AVICENNE (Ibn Sina). Avicennae Philosophi Praeclarissimi, ac Medicorum Principis. Compendium de anima. De [Al]mahad i[d est] de dispositione, seu loco, ad quem revertitur homo, vel anima eius post mortē. Aphorismi de anima. De diffinitionibus &...

Estimation : 10 000/12 000 € /
Adjudication : 17 000 €
Description
quaesitis. De divisione scientiarum.
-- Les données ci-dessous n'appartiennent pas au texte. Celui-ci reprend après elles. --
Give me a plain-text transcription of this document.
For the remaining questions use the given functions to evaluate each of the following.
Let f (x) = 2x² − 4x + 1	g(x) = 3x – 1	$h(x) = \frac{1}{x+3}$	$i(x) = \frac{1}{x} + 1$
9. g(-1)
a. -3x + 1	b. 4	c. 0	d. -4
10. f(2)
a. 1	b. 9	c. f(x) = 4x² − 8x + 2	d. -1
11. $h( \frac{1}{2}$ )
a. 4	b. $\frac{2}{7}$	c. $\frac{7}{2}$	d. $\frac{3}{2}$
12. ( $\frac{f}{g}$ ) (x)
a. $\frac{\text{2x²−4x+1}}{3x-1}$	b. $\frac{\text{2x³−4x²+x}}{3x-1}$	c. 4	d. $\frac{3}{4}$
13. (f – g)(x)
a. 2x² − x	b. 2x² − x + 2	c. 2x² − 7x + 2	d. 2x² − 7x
Venise, Junte, 1546 [au colophon] : Venise, Héritiers de Lucantonio Giunta, janvier 1546.
In-4, veau brun, double encadrement de trois filets à froid, petit fer doré aux angles, dos à nerfs, tranches lisses (Reliure pastiche moderne).
Durling, n°408. — Marie-Thérèse d'Alverny, Avicenne et les médecins de Venise (1955) et Les traductions d'Avicenne. Moyen Âge et Renaissance (1957).
EDITION PRINCEPS, EXTREMEMENT RARE, DE CE RECUEIL DE CINQ TEXTES SUR LES SCIENCES, LA PHILOSOPHIE ET LA RELIGION, dus à Avicenne, célèbre médecin et philosophe persan qui vécut aux Xe et XIe siècles. Elle est dédiée au cardinal Alexandre Farnèse.
Ces traités, restés inédits, ont été réunis et traduits avec des notes et des commentaires, par le médecin, philosophe et orientaliste italien Andrea Alpago :

– Compendium de anima (ff. 1-39 v°). Exposé des conceptions psychologiques d'Avicenne.
– De Mahad, id est de dispositione seu loco ad quem revertitur homo vel anima eius post mortem (ff. 40-102). Selon D’Alverny, texte extrêment important pour l'étude de la pensée religieuse d'Avicenne [...] un document de choix dans l'histoire des religions.
– Aphorismi de anima (ff. 102 v°-121), 48 exposés sur la psychologie, la métaphysique et la théologie.
– De deffinitionibus & quaesitis (ff. 121-137 v°), ensemble de principes qui caractérisaient la méthode d'enseignement du Shaykh.
– De divisione scientiarum (ff. 137 v°-145 v°), tableau didactique de l'ensemble de connaissances humaines dans le domaine scientifique.

Grande spécialiste d’Avicenne, Marie-Thérèse d’Alverny considère les ouvrages contenus dans ce volume d'une grande valeur pour l'histoire non seulement de l'enseignement d'Avicenne mais encore de la pensée musulmane.
Né vers 1450 dans une famille noble de Belluno, Andrea Alpago fut un des grands orientalistes de son temps. Son intelligence, sa curiosité d'esprit, l'étendue et la précision de sa connaissance de l'Islam en ont fait un interprète majeur de la pensée d'Avicenne. Il exerça durant trente ans à Damas en qualité de médecin et diplomate attaché au consulat de Venise, parcourut le Proche-Orient à la recherche de manuscrits arabes et acquit une parfaite maitrise de cette langue. À sa mort en 1521, c’est Paolo Alpago, son neveu et collaborateur, qui publia ses études et traductions d'Avicenne, dont le présent recueil et une importante réédition commentée du Canon en 1527.
Ex-libris manuscrit ancien presque effacé sur le titre : La Chambre.
BEL EXEMPLAIRE DE CE PRECIEUX RECUEIL, malgré de légères rousseurs sur le titre et à quelques feuillets.